SAVOR (Saxagliptin Assessment of Vascular Outcomes Recorded in patients with diabetes mellitus) trial showed a 27% increase in hospitalizations for heart failure among patients receiving saxagliptin as opposed to placebo….
Dipeptidyl peptidase-4 (DPP-4) inhibitors increase the concentration of active incretin hormones, stimulating the release of insulin and decreasing the levels of glucagon. DPP-4 inhibitors include sitagliptin, alogliptin, linagliptin and saxagliptin. Saxagliptin, branded as Onglyza, has been in the spotlight since ever since it was FDA approved. Saxagliptin showed remarkable glycemic control in type 2 diabetic patients with only minor adverse events.
Previous studies of saxagliptin and cardiovascular outcomes showed fluctuating results. Some studies did not show any increased or decreased risk for cardiovascular outcomes. Other studies showed that this particular DPP-4 inhibitor had some association with cardiovascular events when compared to placebo. A 2013 Bristol-Myers publication confirmed that saxagliptin does meet safety endpoints concerning cardiovascular death and non-fatal myocardial infarction and stroke when added to standard diabetic care.

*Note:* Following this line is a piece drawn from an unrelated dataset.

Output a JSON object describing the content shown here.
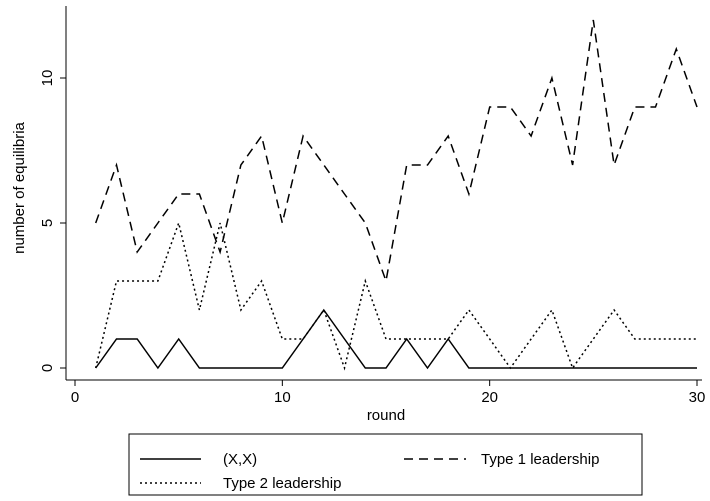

In January of this year, The New England Journal of Medicine published a correspondence concerning saxagliptin as well as other DPP-4 inhibitors and their association with cardiovascular outcomes. The correspondence was to the Saxagliptin Assessment of Vascular Outcomes Recorded in patients with diabetes mellitus (SAVOR) trial. The SAVOR trial showed a 27% increase in hospitalization for heart failure among patients receiving saxagliptin as compared to patients receiving the placebo. Safety of these agents as it relates to cardiovascular health needs to be clarified and is now under FDA investigation; data from all DPP-4 inhibitor trials must be reported to the FDA by March 1. Studies have shown that substrates of the enzyme, DPP-4, have brain natriuretic peptides 100 times as high as patients with heart failure. Other trials have been evaluated but their prevalence may not be of much value due to 38% of the patients having heart failure prior to the use of saxagliptin.
In conclusion, this correspondence is to caution prescribers and patients of the possible cardiovascular risk associated with DPP-4 inhibitors use. The FDA advised patients to not stop taking saxagliptin until further evaluation is done or otherwise noted by prescribers.
This study correspondence does provoke interest in patients and prescribers administering saxagliptins to type 2 diabetic patients who may also have other cardiovascular risk factors.